In the United States, the Civil Rights Movement had turned away from the south and toward the cities in the north and west with the issues of open housing and the Black Consciousness Movement. The civil rights movement unified and gained international recognition with the emergence of the Black Power and Black Panthers organizations. The Orangeburg massacre on February 8, 1968, a civil rights protest in Orangeburg, South Carolina, turned deadly with the death of three college students. In March, students in North Carolina organized a sit-in at a local lunch counter that spread to 15 cities. In March, students from all five public high schools in East L.A. walked out of their classes protesting against unequal conditions in Los Angeles Unified School District high schools. Over the next several days, they inspired similar walkouts at fifteen other schools. On April 4, the assassination of Martin Luther King Jr. sparked violent protests in more than 100 American cities, notably Louisville, Baltimore and Washington, D.C. On April 23, students at Columbia University protested and alleged the university had racist policies; three school officials were taken hostage for 24 hours. This was just one of a number of Columbia University protests of 1968. The August 1968 Democratic National Convention became the venue for huge demonstrations against the Vietnam War and the Johnson Administration. It culminated in a riot, seen as part of television coverage of the convention, when Chicago police waded into crowds in front of the convention center and beat protesters as well as assaulted media figures in the building. At the 1968 Mexico City Olympics during a televised medal ceremony, track stars John Carlos and Tommie Smith each raised gloved fists in solidarity with black power.

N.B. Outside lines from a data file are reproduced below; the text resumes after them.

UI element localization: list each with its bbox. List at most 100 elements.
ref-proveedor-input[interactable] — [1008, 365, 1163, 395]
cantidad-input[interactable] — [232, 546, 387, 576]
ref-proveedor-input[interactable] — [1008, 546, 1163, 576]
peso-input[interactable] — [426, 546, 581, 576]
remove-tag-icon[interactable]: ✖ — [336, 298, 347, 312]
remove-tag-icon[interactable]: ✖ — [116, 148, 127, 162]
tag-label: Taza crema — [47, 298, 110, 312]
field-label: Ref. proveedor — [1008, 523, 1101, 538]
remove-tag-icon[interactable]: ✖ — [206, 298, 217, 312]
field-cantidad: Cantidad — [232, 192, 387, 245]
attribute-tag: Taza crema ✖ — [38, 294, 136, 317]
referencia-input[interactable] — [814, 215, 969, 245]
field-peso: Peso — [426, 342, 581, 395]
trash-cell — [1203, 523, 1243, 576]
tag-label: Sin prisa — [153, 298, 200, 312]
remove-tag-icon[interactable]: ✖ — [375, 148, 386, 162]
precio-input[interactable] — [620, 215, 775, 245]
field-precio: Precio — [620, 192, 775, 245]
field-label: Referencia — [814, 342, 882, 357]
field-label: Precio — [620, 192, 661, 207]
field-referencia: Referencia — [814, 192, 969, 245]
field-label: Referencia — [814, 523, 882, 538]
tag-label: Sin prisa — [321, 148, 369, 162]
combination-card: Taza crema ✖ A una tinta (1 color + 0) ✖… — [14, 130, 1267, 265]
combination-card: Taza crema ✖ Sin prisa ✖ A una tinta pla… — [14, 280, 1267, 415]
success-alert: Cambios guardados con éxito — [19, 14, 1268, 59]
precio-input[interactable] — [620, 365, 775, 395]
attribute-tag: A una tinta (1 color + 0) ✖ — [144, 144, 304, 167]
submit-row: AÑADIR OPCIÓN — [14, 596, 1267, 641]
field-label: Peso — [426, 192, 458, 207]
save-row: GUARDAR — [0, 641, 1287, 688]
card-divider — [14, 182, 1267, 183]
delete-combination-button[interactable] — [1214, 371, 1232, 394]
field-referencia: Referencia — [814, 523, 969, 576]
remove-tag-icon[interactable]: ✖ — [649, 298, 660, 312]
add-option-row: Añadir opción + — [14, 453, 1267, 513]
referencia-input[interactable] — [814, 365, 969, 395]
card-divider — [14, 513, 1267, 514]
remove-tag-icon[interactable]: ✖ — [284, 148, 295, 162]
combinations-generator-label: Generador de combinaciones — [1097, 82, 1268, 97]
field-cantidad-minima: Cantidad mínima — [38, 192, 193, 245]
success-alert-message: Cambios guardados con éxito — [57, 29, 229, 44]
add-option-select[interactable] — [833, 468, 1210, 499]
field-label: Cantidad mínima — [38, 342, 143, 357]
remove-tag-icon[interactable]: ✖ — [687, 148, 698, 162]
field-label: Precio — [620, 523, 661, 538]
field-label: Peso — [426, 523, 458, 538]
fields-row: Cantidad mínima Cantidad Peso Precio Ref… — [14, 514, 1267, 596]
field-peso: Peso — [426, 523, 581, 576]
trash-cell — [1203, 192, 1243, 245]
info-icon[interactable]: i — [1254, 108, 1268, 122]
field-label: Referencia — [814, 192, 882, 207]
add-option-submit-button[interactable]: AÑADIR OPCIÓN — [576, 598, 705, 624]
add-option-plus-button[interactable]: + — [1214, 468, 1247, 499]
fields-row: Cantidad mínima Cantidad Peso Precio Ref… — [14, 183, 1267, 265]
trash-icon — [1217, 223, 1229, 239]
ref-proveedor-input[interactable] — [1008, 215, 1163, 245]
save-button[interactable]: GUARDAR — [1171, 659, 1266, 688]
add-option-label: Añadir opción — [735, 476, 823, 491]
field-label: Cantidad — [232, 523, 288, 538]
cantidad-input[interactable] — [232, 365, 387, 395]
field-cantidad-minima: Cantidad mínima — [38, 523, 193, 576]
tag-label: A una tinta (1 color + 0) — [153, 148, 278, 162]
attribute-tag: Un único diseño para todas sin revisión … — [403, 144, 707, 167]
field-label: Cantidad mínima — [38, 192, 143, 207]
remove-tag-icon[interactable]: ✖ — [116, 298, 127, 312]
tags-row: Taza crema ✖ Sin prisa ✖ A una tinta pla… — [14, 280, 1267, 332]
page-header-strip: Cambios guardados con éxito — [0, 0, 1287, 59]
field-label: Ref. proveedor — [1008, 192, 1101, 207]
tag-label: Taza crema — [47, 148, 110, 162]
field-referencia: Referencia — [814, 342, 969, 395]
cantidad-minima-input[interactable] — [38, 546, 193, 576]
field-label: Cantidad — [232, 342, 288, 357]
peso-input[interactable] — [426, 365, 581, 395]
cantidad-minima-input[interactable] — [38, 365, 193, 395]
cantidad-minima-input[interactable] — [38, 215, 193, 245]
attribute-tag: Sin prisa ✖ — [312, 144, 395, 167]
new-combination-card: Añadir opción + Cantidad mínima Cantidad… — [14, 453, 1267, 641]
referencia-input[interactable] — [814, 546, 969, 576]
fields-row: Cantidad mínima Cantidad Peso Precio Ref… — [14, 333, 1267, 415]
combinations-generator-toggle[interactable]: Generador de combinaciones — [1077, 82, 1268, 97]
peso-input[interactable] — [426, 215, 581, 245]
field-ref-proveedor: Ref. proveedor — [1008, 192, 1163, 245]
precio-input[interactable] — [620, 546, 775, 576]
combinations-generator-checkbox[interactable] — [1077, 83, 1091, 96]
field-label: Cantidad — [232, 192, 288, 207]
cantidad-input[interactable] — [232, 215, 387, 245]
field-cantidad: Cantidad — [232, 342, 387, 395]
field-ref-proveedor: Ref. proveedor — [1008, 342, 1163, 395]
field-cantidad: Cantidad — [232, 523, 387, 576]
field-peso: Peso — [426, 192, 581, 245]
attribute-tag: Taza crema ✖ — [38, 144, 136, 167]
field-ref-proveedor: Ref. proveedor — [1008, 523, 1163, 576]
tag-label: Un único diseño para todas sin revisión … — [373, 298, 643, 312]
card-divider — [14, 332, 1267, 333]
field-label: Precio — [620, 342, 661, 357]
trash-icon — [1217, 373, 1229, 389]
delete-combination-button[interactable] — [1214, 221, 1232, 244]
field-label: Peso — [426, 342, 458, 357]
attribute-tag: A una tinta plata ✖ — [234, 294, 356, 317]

Main article: German student movement
The German student movements were largely a reaction against the perceived authoritarianism and hypocrisy of the West German government and other Western governments, particularly in relation to the poor living conditions of students. Students in 108 German universities protested to get recognition of East Germany, the removal of government officials with Nazi pasts and for the rights of students. In February, protests by professors at the German University of Bonn demanded the resignation of the university's president because of his involvement in the building of concentration camps during the war.
In October, the Rodney Riots in Kingston, Jamaica, were inspired when the Jamaican government of Hugh Shearer banned Guyanese university lecturer Dr. Walter Rodney from returning to his teaching position at the University of the West Indies. Rodney, a historian of Africa, had been active in the Black power movement, and had been sharply critical of the middle class in many Caribbean countries. Rodney was an avowed socialist who worked with the poor of Jamaica in an attempt to raise their political and cultural consciousness.